Théo se tenait debout près du sofa, dominant la scène. Il posa une main large sur le ventre de Camille, l’immobilisant.
« Maintenant, » dit-il, s’adressant à Léa dont il ne pouvait voir que les jambes et le visage renversé. « Tu as senti sa bouche. Tu as senti son désir. Fais-la sentir le tien. Sans utiliser tes mains. Sans bouger tes hanches. »

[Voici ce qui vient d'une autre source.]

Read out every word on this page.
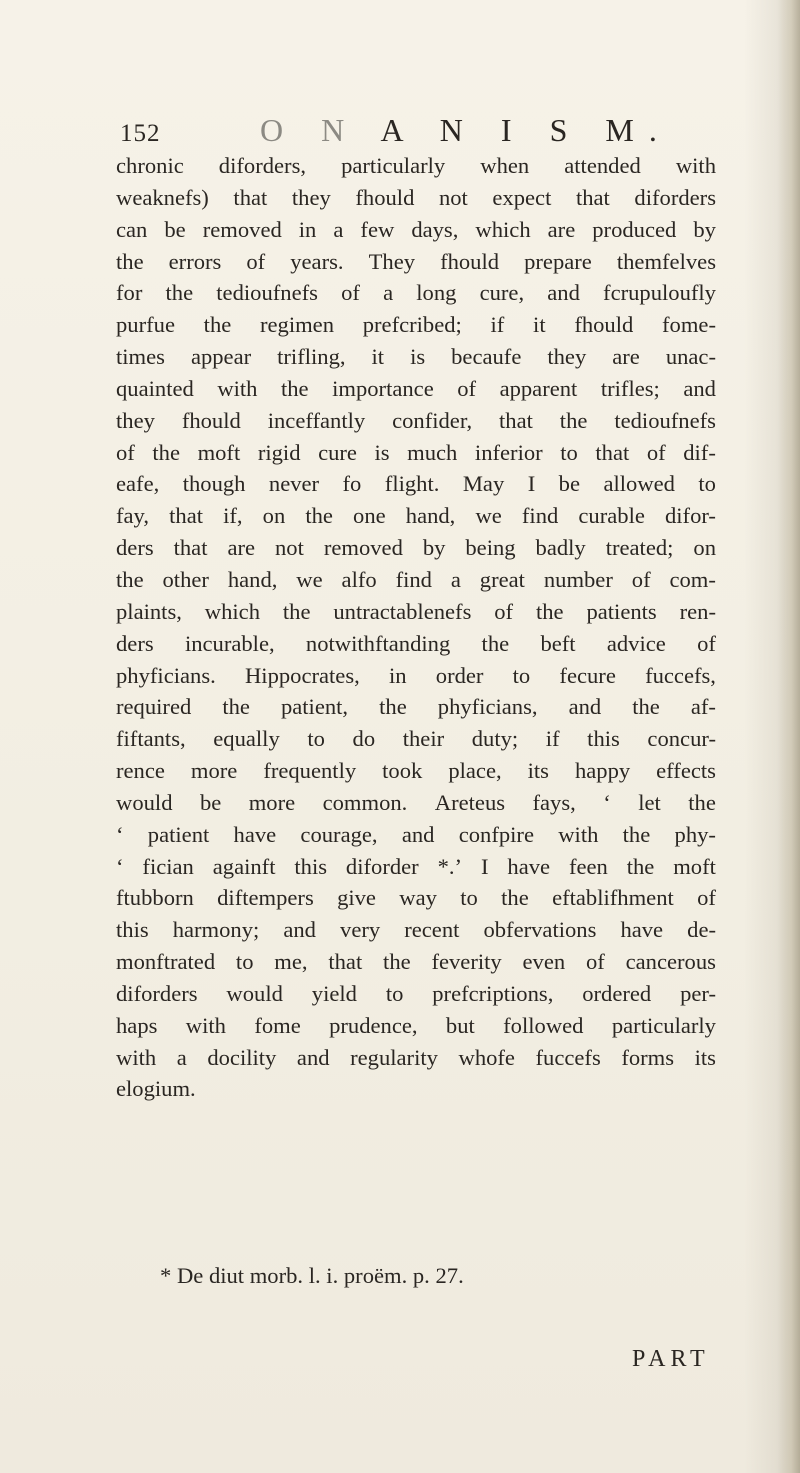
152	O N A N I S M.
chronic diforders, particularly when attended with
weaknefs) that they fhould not expect that diforders
can be removed in a few days, which are produced by
the errors of years. They fhould prepare themfelves
for the tedioufnefs of a long cure, and fcrupuloufly
purfue the regimen prefcribed; if it fhould fome-
times appear trifling, it is becaufe they are unac-
quainted with the importance of apparent trifles; and
they fhould inceffantly confider, that the tedioufnefs
of the moft rigid cure is much inferior to that of dif-
eafe, though never fo flight. May I be allowed to
fay, that if, on the one hand, we find curable difor-
ders that are not removed by being badly treated; on
the other hand, we alfo find a great number of com-
plaints, which the untractablenefs of the patients ren-
ders incurable, notwithftanding the beft advice of
phyficians. Hippocrates, in order to fecure fuccefs,
required the patient, the phyficians, and the af-
fiftants, equally to do their duty; if this concur-
rence more frequently took place, its happy effects
would be more common. Areteus fays, ‘ let the
‘ patient have courage, and confpire with the phy-
‘ fician againft this diforder *.’ I have feen the moft
ftubborn diftempers give way to the eftablifhment of
this harmony; and very recent obfervations have de-
monftrated to me, that the feverity even of cancerous
diforders would yield to prefcriptions, ordered per-
haps with fome prudence, but followed particularly
with a docility and regularity whofe fuccefs forms its
elogium.
* De diut morb. l. i. proëm. p. 27.
PART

Le défi était vertigineux. Un contact statique, mais chargé. Léa ferma les yeux, concentrant toute son attention sur le point de contact entre leurs corps. Elle imagina la chaleur qui irradiait de son propre sexe, à travers le cuir mouillé de sa culotte, cherchant à travers les couches de tissu celui de Camille. Elle contracta lentement les muscles profonds de son ventre, un mouvement interne, invisible, qui propagea une vibration étouffée, une pression chaude.

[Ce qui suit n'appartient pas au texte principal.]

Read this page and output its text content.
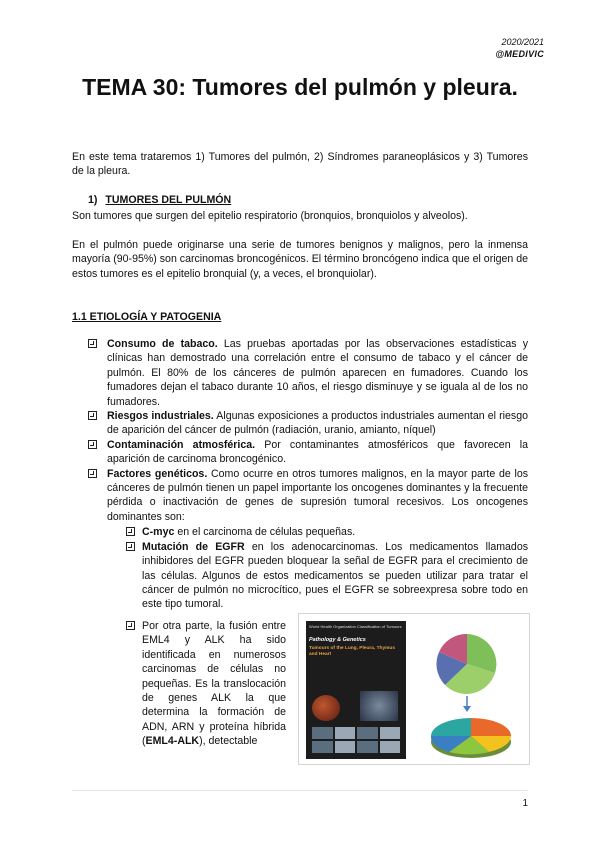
2020/2021
@MEDIVIC
TEMA 30: Tumores del pulmón y pleura.

En este tema trataremos 1) Tumores del pulmón, 2) Síndromes paraneoplásicos y 3) Tumores de la pleura.

1) TUMORES DEL PULMÓN

Son tumores que surgen del epitelio respiratorio (bronquios, bronquiolos y alveolos).

En el pulmón puede originarse una serie de tumores benignos y malignos, pero la inmensa mayoría (90-95%) son carcinomas broncogénicos. El término broncógeno indica que el origen de estos tumores es el epitelio bronquial (y, a veces, el bronquiolar).

1.1 ETIOLOGÍA Y PATOGENIA
Consumo de tabaco. Las pruebas aportadas por las observaciones estadísticas y clínicas han demostrado una correlación entre el consumo de tabaco y el cáncer de pulmón. El 80% de los cánceres de pulmón aparecen en fumadores. Cuando los fumadores dejan el tabaco durante 10 años, el riesgo disminuye y se iguala al de los no fumadores.
Riesgos industriales. Algunas exposiciones a productos industriales aumentan el riesgo de aparición del cáncer de pulmón (radiación, uranio, amianto, níquel)
Contaminación atmosférica. Por contaminantes atmosféricos que favorecen la aparición de carcinoma broncogénico.
Factores genéticos. Como ocurre en otros tumores malignos, en la mayor parte de los cánceres de pulmón tienen un papel importante los oncogenes dominantes y la frecuente pérdida o inactivación de genes de supresión tumoral recesivos. Los oncogenes dominantes son:
C-myc en el carcinoma de células pequeñas.
Mutación de EGFR en los adenocarcinomas. Los medicamentos llamados inhibidores del EGFR pueden bloquear la señal de EGFR para el crecimiento de las células. Algunos de estos medicamentos se pueden utilizar para tratar el cáncer de pulmón no microcítico, pues el EGFR se sobreexpresa sobre todo en este tipo tumoral.

Por otra parte, la fusión entre EML4 y ALK ha sido identificada en numerosos carcinomas de células no pequeñas. Es la translocación de genes ALK la que determina la formación de ADN, ARN y proteína híbrida (EML4-ALK), detectable

World Health Organization Classification of Tumours
Pathology & Genetics
Tumours of the Lung, Pleura, Thymus and Heart
1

Sur elle, Camille retint son souffle. Puis un léger frisson, presque imperceptible, parcourut son dos. Elle abaissa son visage dans le cou de Léa, son souffle devenant plus rapide, plus chaud. Elle répondit par une pression à peine accrue, un frottement minuscule et involontaire.
Théo observait, sa main toujours posée en arbitre sur la colonne vertébrale de Camille. Il voyait les paupières de Léa palpiter, la concentration intense qui plissait son front. Il voyait les doigts de Camille se crisper sur les épaules de Léa, cherchant une prise.
Le contact était immobile, mais la tension qui en émanait était un crescendo silencieux, un transfert de chaleur et d’intention pur, brut, limité par la règle. Aucune d’elles ne pouvait aller plus loin. Elles étaient simplement là, pressées l’une contre l’autre, communiquant par la seule chaleur de leur peau et le langage secret de leur désir retenu, sous la main vigilante de l’homme qui les tenait toutes deux au bord du précipice, sans la permission d’y tomber.